当她再次出现在我面前时,饶是我自诩经过信息爆炸时代洗礼,早有心理准备,依旧被那扑面而来的惊人艳光摄去了全部心神,呼吸都为之一窒。
这个世界的服饰风格本就比我认知中的古代开放许多,但柳若葵此刻的装扮,仍堪称大胆奔放到了极点。
玉琢般的圆润香肩与大片雪白美背完全裸露,华美精致的衣裙仅以精巧绝伦的结构与寥寥几根丝带,堪堪承托于那对傲人峰峦之上,随着她袅袅娜娜的步子,那惊心动魄的饱满微微颤晃,划出诱人弧线,仿佛随时会挣脱那脆弱的束缚,弹跳而出。
下身裙裾以极轻薄朦胧的鲛绡纱制成,修长笔直、浑圆如玉柱的美腿在纱下若隐若现,更添魅惑。
关键部位仅以同色薄纱堪堪遮掩,在烛光映照下,反而更引人无限遐思。
她面上薄施粉黛,淡扫蛾眉,桃花眼含春带情,水光潋滟,偏偏嵌在那张端庄富贵的鹅蛋脸上,纯真圣洁的气质与这身妖冶诱人的装束形成强烈到极致的反差,纯与欲完美交融,足以令任何男人理智崩断。
“夫君,好看吗?”她迈着优雅如天鹅般的步子走到我面前,身量高挑,比我高出半头,此刻却微微俯身,将那深邃雪白的沟壑与摇曳的峰峦毫无保留地呈现在我眼前,带来毁灭性的视觉冲击。
“好看……真好看。
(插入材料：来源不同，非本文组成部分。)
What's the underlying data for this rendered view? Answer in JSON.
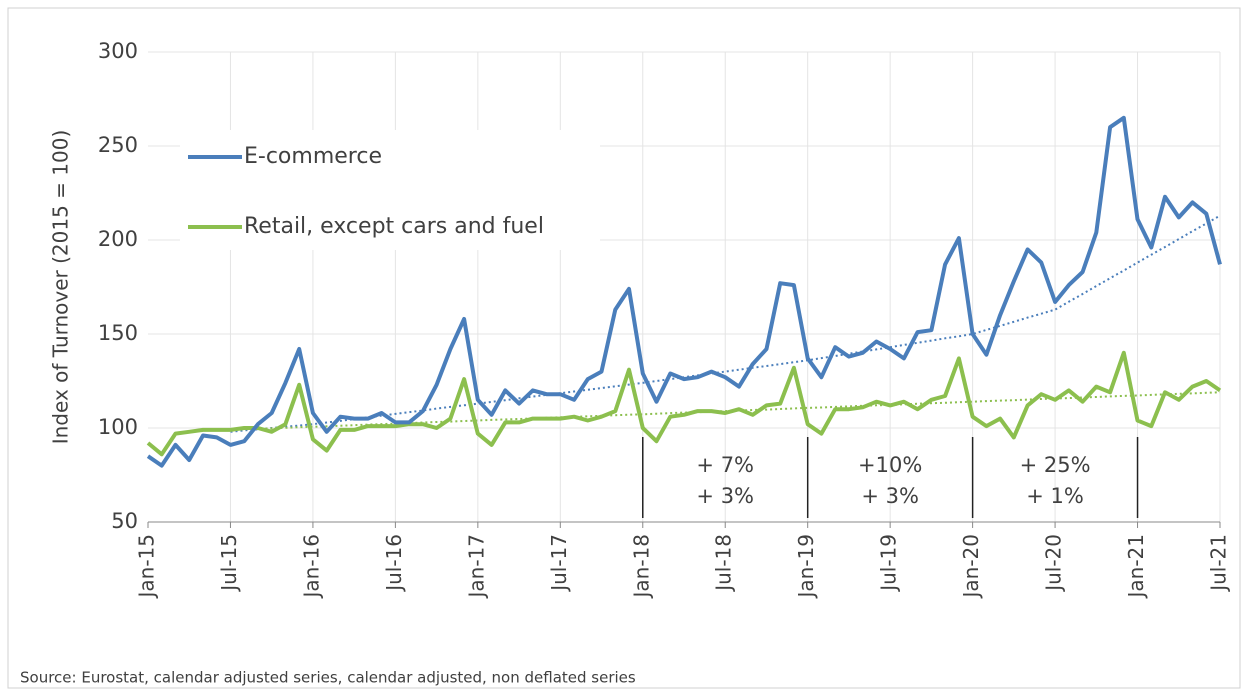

”我喃喃道,喉咙有些干。
若说伏凰芩是悬挂于九天之上、清冷绝尘不容亵渎的月中仙,那眼前的柳若葵,便是跌入红尘、倾国倾城、诱人沉沦的祸世尤物。
我再也按捺不住,伸手揽住她柔韧的腰肢,仰便吻上那两瓣娇艳欲滴的朱唇。
“呜……”
唇舌瞬间交缠,津液互渡,气息交融。
我意乱情迷,双手在她光滑如缎的背脊与丰腴挺翘的腰臀间急切游走,那美妙蚀骨的触感不断冲击着我的神经。
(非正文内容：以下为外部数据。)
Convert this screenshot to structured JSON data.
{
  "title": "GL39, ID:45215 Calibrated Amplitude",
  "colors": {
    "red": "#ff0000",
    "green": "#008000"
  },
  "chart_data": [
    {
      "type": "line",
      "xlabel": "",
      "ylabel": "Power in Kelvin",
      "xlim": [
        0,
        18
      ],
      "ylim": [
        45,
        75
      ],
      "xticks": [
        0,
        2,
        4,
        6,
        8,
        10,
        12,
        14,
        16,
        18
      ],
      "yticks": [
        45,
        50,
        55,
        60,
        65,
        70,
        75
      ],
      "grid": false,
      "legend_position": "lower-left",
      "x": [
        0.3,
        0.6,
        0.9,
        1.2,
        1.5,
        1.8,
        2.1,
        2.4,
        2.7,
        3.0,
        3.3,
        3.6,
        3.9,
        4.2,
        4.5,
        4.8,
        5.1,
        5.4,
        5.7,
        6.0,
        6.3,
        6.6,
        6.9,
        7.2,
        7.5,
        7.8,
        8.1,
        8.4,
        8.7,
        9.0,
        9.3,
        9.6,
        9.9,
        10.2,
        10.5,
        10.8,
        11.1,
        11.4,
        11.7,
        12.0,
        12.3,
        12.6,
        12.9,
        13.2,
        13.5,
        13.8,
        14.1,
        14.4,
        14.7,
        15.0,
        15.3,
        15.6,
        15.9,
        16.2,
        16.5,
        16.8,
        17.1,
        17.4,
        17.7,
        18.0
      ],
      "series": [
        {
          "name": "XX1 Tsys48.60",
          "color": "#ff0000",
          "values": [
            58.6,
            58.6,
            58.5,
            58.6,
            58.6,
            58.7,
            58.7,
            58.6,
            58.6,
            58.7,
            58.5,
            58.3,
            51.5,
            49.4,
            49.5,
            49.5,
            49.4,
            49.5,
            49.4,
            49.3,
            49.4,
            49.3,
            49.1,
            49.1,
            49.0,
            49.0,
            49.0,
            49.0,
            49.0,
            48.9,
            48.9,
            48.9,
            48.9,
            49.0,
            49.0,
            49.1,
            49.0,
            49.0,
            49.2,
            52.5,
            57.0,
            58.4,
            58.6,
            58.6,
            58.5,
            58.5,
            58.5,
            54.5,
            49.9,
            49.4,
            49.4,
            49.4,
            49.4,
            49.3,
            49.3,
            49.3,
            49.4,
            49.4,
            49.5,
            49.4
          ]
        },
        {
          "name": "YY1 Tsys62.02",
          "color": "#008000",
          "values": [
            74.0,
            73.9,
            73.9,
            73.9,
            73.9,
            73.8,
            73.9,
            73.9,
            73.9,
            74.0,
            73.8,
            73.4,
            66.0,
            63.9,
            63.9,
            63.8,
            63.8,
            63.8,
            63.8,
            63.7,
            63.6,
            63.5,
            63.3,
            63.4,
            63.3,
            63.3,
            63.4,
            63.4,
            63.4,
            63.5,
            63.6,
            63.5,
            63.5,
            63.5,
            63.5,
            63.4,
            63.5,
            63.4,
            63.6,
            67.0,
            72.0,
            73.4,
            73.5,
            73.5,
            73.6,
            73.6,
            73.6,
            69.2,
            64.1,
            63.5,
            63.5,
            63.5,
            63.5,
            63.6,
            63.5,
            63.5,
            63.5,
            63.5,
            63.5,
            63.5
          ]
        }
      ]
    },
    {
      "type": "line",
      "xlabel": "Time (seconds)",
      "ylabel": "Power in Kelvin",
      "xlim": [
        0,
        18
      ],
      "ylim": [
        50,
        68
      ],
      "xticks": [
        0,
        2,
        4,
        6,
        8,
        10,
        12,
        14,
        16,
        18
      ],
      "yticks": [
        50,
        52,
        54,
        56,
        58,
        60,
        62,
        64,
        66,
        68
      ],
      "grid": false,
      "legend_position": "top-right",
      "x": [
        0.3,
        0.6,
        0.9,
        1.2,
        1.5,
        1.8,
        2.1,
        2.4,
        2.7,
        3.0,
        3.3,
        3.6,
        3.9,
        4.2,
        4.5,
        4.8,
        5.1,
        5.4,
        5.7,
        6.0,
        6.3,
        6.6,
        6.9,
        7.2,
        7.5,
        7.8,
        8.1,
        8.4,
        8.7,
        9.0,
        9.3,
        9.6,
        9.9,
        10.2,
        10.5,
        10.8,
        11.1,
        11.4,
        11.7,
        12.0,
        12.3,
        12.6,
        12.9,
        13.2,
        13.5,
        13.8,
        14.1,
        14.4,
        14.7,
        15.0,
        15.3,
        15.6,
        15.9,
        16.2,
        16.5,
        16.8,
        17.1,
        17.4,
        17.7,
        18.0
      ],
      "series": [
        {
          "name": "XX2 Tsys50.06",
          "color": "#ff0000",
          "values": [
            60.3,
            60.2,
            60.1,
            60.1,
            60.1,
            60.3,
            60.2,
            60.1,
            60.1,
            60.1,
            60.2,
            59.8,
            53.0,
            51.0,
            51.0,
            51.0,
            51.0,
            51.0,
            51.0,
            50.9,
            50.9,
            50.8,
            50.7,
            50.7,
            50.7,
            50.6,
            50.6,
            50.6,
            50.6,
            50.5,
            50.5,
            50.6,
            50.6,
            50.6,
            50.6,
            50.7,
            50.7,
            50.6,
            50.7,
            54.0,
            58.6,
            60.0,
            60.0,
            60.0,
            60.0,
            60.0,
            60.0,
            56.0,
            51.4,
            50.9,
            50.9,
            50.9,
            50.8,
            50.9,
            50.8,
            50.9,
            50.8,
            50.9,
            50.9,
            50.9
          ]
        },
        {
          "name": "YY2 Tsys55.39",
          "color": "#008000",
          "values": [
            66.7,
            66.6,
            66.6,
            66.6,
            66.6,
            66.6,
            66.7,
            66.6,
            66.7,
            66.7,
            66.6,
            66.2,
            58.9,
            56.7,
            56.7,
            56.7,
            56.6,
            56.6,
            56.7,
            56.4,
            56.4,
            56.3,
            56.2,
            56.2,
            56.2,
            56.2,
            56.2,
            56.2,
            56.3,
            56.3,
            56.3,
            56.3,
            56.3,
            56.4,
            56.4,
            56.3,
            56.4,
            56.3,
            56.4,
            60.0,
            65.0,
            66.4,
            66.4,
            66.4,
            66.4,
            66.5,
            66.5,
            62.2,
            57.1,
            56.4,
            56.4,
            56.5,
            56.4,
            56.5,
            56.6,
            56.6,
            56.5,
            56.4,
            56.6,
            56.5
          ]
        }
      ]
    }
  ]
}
她胸前的饱满紧紧贴压着我单薄的胸膛,柔软而充满惊人的弹性,隔着薄薄衣衫传递着灼人的热度。
“等……等等……”就在我情动不已,呼吸粗重,想要更进一步时,柳若葵却再次轻轻推开了我,气息微乱,桃花眼中水光更盛,“夫君,好像……有客人来访,妾身先去应付一下。”
不等我反应,她已匆匆拢了拢微微散开的衣襟,快步走向院门方向,步态依旧优雅,耳根却已红透。
我皱了皱眉,压下心头燥热,也起身跟了过去。
院门外,站着去而复返的欧阳谷与嘴角尚带一丝血迹、脸色苍白的欧阳惕父子二人。
“你们又来作甚?”柳若葵面色瞬间沉下,语气冰冷如三九寒冰,与方才的柔媚判若两人。
“娘!您这……”欧阳惕看到母亲如此暴露诱人、近乎情欲化身的装扮,惊得目瞪口呆,面红耳赤,随即眼中涌上巨大的屈辱与痛苦。
“我说过,我不是你娘。你娘在为你求取还魂丹时,便已死了。”柳若葵别过脸,不去看儿子痛苦的眼神,声音没有一丝温度。
“娘!爹他都跟我说了!他知道错了,他真的知道错了!求您跟我们回去吧!我们再也不要什么金丹大道了,我们一家人好好过日子,好不好?”欧阳惕扑通一声跪下,涕泪横流,苦苦哀求。
“心魔大誓已立,天道为鉴,岂是儿戏?况且,”柳若葵语气越不耐,甚至带上一丝讥诮,“我在此处过得很好,前所未有的好。请你们莫要再来打扰我的生活。”
“您说谎!娘您不是这种人!您定是为了救我才被迫立誓的!您不是自愿的!”欧阳惕不信,在他心中,母亲永远是那个温柔贤淑、坚贞不渝、为家庭付出一切的美好形象。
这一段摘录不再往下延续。